Four children in less than three years had changed my ideas of myself, physically and mentally. Most obvious to me on that day was the fact that I was on the verge of an umbilical hernia surgery. I knew I needed to get that muscle repaired, but I had ignored it for nearly 10 years, until my husband caught me in a rare moment of crying. (Colds and hernias don’t mix well). So that’s where I was, really feeling like not enough, when I asked myself some different questions. What do I love doing? What am I good at? Could I use that to help other people? Could I turn it into a career? And for some weird reason that day I decided to have a little of my husband’s faith in me and at least use my recovery time to prep for the personal trainer exam.
It’s not like passing that exam is something no one else has ever accomplished.
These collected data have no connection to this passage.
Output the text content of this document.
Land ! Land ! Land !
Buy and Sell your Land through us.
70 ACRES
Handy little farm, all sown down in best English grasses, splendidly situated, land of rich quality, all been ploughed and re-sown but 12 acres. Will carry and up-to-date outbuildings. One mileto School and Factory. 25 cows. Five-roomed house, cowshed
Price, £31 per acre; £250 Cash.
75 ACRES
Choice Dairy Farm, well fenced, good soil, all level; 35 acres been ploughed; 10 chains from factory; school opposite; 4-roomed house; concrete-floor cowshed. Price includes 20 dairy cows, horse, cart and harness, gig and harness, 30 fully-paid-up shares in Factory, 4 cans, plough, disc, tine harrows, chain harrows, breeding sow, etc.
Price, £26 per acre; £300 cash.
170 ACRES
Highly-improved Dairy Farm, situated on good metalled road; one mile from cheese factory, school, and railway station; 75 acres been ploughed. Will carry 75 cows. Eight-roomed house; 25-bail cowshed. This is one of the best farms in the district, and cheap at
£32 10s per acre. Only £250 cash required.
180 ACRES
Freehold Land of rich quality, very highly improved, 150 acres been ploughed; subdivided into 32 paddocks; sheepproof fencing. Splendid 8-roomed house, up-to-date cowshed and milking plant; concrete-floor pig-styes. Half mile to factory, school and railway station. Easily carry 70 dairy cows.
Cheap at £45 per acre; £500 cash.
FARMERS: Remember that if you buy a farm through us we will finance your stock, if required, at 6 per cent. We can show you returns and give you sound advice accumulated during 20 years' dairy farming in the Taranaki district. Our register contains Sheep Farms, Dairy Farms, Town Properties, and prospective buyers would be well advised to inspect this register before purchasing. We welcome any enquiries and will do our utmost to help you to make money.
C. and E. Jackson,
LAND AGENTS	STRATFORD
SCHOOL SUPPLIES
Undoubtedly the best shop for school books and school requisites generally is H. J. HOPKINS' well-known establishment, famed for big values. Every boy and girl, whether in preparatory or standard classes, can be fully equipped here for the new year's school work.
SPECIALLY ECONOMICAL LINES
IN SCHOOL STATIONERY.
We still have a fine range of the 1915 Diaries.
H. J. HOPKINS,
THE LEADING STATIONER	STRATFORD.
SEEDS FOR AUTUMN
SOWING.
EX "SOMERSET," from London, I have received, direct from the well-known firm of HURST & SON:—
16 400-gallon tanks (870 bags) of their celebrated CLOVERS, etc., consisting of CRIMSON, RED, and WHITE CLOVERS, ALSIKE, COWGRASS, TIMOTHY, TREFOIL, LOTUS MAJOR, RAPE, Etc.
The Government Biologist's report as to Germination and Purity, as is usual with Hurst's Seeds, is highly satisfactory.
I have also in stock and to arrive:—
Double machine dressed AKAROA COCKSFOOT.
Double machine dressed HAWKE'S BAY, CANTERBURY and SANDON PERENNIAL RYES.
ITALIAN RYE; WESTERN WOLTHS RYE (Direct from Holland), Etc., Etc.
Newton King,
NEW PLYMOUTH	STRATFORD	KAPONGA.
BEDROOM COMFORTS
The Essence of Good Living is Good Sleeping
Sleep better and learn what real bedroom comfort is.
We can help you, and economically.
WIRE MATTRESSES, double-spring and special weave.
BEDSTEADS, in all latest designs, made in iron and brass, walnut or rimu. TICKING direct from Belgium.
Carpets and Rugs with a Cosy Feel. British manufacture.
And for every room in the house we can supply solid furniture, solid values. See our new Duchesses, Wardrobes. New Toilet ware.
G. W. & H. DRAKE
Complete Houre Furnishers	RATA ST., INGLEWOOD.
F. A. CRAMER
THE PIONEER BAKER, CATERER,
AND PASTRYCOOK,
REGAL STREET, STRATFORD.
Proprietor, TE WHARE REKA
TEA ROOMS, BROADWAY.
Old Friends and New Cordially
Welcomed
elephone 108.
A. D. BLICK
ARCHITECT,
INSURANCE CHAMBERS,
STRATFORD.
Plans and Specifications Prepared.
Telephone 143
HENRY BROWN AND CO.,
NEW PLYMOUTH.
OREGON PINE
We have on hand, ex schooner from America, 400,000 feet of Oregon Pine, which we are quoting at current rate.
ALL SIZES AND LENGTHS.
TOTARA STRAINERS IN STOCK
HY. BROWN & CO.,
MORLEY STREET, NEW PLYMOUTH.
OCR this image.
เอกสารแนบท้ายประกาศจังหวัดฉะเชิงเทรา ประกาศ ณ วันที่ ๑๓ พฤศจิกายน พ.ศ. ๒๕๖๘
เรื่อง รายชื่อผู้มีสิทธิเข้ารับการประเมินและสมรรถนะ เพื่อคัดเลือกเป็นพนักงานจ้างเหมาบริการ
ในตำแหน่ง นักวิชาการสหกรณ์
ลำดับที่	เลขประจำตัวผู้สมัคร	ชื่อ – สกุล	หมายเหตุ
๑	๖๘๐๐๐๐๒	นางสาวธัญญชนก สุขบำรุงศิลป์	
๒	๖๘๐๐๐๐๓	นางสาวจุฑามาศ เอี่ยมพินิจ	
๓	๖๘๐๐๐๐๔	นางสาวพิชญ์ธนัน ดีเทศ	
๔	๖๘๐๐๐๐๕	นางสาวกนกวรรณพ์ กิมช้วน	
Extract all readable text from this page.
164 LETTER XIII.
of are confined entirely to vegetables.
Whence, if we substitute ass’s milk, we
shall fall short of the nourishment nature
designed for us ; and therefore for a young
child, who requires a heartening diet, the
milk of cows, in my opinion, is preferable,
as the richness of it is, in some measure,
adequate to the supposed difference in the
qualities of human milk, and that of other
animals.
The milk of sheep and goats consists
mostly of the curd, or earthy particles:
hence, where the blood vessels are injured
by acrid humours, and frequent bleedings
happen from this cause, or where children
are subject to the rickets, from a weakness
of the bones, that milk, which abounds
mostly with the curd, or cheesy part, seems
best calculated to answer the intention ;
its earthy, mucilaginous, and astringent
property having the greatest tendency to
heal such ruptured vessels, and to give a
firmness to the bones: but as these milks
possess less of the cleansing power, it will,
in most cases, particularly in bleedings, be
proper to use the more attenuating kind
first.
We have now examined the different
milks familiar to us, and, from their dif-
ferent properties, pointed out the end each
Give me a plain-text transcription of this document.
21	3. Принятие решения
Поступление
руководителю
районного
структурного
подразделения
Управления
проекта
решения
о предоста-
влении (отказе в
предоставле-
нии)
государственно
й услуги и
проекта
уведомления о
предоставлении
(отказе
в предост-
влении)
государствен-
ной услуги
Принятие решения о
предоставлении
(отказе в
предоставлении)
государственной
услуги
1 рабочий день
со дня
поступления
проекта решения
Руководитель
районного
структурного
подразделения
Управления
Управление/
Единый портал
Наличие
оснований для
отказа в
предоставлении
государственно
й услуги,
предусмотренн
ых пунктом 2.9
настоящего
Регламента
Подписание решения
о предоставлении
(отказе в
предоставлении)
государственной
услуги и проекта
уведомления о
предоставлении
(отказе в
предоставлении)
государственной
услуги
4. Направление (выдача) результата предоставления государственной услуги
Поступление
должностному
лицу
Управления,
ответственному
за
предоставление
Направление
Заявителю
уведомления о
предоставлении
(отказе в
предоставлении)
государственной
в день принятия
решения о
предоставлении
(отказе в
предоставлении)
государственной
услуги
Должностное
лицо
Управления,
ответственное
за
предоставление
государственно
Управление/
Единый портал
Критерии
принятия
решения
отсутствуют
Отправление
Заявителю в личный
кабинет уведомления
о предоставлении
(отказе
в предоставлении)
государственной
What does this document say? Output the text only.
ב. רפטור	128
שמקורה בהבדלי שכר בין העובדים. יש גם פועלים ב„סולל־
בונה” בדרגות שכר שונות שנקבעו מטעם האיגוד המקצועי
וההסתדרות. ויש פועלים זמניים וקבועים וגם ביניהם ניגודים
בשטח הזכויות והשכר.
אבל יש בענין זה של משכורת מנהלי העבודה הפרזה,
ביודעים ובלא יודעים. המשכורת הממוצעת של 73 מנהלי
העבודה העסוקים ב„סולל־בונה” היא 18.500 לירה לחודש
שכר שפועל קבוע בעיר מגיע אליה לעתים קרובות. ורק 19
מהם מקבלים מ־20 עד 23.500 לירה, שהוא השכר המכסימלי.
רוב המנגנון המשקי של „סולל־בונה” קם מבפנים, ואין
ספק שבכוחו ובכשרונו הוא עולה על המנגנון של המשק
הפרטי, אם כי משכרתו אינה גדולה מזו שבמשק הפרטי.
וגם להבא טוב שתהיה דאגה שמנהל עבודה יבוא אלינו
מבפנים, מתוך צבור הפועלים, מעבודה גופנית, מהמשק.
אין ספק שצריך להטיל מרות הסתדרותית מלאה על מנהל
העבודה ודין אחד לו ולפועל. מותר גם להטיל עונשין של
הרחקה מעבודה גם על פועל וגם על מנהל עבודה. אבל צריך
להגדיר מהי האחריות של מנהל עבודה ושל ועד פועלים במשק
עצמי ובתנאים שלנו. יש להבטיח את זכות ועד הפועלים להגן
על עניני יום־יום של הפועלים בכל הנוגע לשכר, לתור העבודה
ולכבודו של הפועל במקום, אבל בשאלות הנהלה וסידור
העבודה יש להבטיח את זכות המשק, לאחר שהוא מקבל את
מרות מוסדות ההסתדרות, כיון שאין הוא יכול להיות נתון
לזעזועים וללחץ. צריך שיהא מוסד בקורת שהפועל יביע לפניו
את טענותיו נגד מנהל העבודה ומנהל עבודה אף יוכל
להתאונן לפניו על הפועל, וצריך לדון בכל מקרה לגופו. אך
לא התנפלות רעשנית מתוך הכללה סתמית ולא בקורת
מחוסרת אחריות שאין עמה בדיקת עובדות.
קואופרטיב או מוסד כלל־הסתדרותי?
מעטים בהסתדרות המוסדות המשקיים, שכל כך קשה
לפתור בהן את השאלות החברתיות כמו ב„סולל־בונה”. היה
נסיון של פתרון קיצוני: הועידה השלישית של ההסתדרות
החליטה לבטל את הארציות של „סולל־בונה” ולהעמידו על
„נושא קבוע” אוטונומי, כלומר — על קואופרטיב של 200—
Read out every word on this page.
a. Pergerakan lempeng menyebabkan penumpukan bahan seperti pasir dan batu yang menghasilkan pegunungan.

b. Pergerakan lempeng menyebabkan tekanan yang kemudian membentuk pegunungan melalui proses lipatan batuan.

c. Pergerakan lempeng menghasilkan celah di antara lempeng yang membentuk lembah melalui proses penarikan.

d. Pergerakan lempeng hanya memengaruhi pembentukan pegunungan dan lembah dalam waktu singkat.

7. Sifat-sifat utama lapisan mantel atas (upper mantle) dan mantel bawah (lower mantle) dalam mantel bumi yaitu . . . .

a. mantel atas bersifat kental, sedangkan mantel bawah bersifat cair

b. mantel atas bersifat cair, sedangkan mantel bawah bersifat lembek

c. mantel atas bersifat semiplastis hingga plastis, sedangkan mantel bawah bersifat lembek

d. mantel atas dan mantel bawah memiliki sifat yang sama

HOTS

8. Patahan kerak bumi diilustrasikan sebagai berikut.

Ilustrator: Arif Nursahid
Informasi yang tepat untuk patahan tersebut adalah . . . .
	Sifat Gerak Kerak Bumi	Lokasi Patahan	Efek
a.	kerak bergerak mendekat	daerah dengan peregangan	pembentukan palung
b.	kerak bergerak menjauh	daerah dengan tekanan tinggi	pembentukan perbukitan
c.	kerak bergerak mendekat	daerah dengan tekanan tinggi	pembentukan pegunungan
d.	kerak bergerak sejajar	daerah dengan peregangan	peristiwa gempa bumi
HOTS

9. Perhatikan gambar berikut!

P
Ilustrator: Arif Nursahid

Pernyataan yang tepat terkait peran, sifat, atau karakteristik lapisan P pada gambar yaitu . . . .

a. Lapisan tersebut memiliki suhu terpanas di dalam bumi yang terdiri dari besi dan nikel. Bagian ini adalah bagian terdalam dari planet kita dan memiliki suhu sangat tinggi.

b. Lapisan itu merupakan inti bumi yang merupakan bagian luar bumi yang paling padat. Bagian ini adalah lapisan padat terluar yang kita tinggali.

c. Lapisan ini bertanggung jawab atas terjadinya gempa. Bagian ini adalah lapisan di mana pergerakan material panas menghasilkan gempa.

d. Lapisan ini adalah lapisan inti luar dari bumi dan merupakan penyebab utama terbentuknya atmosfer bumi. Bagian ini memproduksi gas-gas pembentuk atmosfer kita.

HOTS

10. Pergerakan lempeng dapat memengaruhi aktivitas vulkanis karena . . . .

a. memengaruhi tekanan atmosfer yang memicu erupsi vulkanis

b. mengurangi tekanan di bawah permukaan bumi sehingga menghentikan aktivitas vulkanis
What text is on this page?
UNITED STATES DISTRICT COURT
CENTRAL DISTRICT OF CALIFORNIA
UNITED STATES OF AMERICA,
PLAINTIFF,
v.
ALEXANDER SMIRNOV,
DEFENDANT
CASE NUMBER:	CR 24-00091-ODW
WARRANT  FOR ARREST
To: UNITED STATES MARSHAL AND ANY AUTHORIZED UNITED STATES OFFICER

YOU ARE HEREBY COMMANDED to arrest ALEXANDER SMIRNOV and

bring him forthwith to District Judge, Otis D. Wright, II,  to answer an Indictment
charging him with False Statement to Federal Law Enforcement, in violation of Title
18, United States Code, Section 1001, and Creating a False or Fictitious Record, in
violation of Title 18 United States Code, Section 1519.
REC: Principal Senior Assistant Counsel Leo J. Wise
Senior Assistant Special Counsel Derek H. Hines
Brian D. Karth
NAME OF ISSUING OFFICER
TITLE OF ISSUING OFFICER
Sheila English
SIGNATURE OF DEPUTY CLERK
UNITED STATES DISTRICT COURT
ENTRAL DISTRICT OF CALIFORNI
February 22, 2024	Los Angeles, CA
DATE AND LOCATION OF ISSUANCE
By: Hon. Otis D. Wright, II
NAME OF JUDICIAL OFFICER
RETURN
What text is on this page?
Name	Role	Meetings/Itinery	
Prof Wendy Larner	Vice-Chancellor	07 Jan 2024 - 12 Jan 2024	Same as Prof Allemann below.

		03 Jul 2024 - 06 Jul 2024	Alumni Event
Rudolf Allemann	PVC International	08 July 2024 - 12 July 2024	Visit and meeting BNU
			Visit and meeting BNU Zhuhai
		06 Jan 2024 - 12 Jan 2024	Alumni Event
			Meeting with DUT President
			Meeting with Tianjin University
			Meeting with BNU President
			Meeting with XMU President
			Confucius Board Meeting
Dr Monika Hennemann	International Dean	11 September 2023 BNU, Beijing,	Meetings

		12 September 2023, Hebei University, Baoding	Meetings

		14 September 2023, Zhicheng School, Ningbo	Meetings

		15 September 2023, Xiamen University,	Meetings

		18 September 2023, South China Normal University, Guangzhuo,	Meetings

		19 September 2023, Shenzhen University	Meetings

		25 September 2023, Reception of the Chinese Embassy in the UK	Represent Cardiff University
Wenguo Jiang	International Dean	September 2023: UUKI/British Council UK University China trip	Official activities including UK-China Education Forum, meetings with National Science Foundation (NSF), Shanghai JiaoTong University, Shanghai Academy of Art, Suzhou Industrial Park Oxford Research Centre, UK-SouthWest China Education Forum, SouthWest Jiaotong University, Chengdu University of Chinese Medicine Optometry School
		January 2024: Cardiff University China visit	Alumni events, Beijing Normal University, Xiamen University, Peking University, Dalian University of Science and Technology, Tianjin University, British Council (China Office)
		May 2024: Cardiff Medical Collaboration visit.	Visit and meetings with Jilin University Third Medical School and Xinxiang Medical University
The amazing thing for me though was that I managed a mental shift from “not enough” to “what if”, or at least to “maybe.” From there I started wondering “what if” about a lot of other seemingly crazy ideas. What if I could lift heavy weights? What if I could do a pull up? What if it was a weighted pull-up? What if I could squat and deadlift two times my bodyweight? What if I could think of my body in terms of what it could do and not how it looked? What if I could help other women find a stronger version of themselves too? What if I have been too focused on the wrong things and hadn’t seen the strength that is all around me? What if you explored the world of strength training with me?